Artistic batsman of the tournament
Steve Smith (Australia)
Babar Azam plays shots that makes commentators curl up into a ball in the corner of the TMS box and purr gently for half an hour.
Rohit Sharma hits sixes as if he is trying to gently massage the ball to sleep.
But Smith looks like he learned to bat in a room full of peak-cubism Picasso paintings.
Had old Pablo Paintbrush devoted himself to cricket coaching instead of redefining the boundaries of art, he would no doubt have created an army of Smithian batsmen, with angles that don't make sense but somehow work, playing with a style that just about looks like what you thought batting was if you (a) lay all your preconceptions to one side and (b) squint.
Bolts from the statistical blue
Mohammad Amir (Pakistan) and Mark Wood (England)
Amir, it is fair to say, has had his share of cricketing ups and downs, on and very-much-off the field.
He bowled one of the great white-ball opening spells in the 2017 Champions Trophy final, dismissing one of ODI cricket's greatest top three line-ups - Rohit Sharma, Dhawan and Kohli (whom he also had dropped at slip) - for 16 runs in six glorious overs.
Since then, up to the start of this tournament, he had taken five more ODI wickets in 14 innings, averaging 92, with a strike-rate of a wicket every 20.1 overs.
In a nine-match sequence from July 2018 to January 2019, he took one wicket (Zimbabwean tail-ender Tendai Chatara) in 63 overs. In Pakistan's first four matches of the World Cup, he has taken 13 in 36 overs, average 13.0.
Against Australia and India he took a combined 8-77 off 20 overs (3.85 per over), while his team-mates collectively returned the less-than-helpful figures of 7-554 off 79 overs (7.01 per over).
In Taunton against the Aussies, his figures of 5-30 were deeply unflattering - he provoked 11 plays and misses.
On the morning of 27 February, you could have made a very strong statistical case for leaving Mark Wood out of England's World Cup squad.

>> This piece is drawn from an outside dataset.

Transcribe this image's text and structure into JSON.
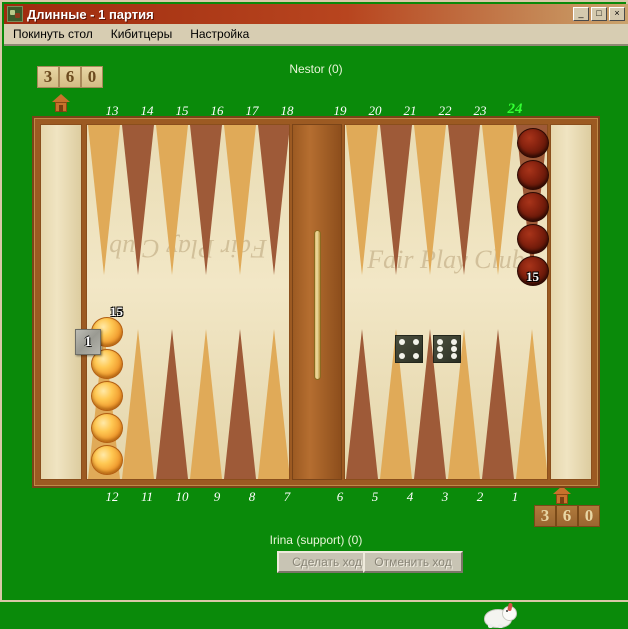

Cricket's finest imaginary-horseman had taken just 14 wickets, average 62, in his previous 19 ODI innings. His overall career average stood at a fraction under 50.
In 37 innings, he had taken two or more wickets just six times, and never in consecutive innings.
That day, he took 4-60, and he has taken at least two in each of his six innings since, 17 wickets at 20.5 in all, including nine at an average of 18.1 in the World Cup.
Statistical achievement of the tournament
Sri Lanka's numbers 4-7 being dismissed for a total of five runs or fewer in consecutive matches
As Oscar Wilde famously wrote, "to lose your numbers four to seven batsmen for a total of five runs or fewer in an ODI innings once may be regarded as a misfortune; to lose them for five or fewer in successive matches looks like your entire cricketing nation is subsiding into a pit of nothingness".
In the 4,000-match history of ODI cricket, there had only been five such middle-order subsidences.
Sri Lanka pulled off this rare, almost incomprehensibly unimpressive feat twice in four days.
Of all the records set in this tournament, this may be the toughest one to beat.